しかしそこで騒ぎが起きた。院の裏門で火の手が上がり、宴の席は一時騒然となったが、火はすぐに消し止められ、宴はそのまま続けられた。
小童らの火遊びによる失火ということであったが、六十余人もの小童が関わり、ただのいたずらとも思えず探索を続けさせたが、その真相は杳として知れなかった。

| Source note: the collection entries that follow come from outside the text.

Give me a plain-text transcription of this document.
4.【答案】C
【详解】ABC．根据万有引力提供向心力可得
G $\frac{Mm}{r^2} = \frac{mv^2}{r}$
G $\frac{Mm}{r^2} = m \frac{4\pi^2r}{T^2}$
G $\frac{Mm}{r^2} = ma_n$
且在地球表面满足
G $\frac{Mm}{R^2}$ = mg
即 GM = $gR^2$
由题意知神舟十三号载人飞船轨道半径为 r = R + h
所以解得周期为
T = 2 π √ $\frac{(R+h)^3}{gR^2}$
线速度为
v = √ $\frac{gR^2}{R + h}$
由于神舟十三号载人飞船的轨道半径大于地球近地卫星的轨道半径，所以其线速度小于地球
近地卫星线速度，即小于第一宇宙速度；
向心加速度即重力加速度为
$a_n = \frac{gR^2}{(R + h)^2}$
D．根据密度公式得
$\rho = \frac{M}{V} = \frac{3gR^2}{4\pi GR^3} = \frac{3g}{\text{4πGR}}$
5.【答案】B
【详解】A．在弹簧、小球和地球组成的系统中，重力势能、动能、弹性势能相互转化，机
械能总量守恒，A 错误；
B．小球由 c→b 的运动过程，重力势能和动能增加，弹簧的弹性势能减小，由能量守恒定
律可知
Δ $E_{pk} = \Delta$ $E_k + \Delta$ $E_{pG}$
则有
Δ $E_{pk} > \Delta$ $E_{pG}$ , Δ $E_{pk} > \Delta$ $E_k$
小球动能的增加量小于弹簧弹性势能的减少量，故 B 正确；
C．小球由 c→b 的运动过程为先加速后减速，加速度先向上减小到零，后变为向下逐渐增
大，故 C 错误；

続いて三月十四日、長慶様は伊勢邸で催される連歌の会に誘われ、出向いた。今回もまた、儂と甚介が数名の兵を引き連れて御供した。
連歌会が行われている広間の内廊下に儂は控え、甚介は渡殿の向こうの対屋で兵たちとともに詰めていた。
鶯の声も加わり、連歌会も闌となった頃、突如、広間で男一人の大声が上がったかと思うと、それはすぐに幾人かの悲鳴へと変わった。
「何事か」
慌てて広間に駆け込んだ儂は、長慶様の姿を探した。連歌会の客は皆、腰を抜かして青ざめた顔で怯えていた。
「遺恨である」
連歌会に同席していた幕臣の進士賢光が小刀を手にして、今まさに長慶様に切り掛かろうとしていた。
長慶様の左袖が切り裂かれ、血が滴っている。既に一太刀浴びたようであった。
振り下ろされた二ノ太刀を長慶様は脇息で受け止めた。再び振り下ろされた三太刀目が空を切ったその時、長慶様が同伴していた茶坊主が進士賢光を後ろから抱き込み進士の動きを制した。
それを見た儂は、すかさず長慶様と進士の間に割って入り、身構えた。
「兄者、これは何としたことかぁ」
騒ぎを聞きつけた甚介と兵が広間を取り巻いた。
茶坊主を振り解いた進士であったが、
「もはやこれまで」
観念したのか、進士はその場で自らの首の動脈を掻き斬って果てた。
「御屋形様ぁ、御怪我の具合は」
長慶様の左袖をゆっくり捲った儂は、傷の深さを確かめた。
「大事ない」
長慶様は痛みで顔を顰めながら傷口に手を当てた。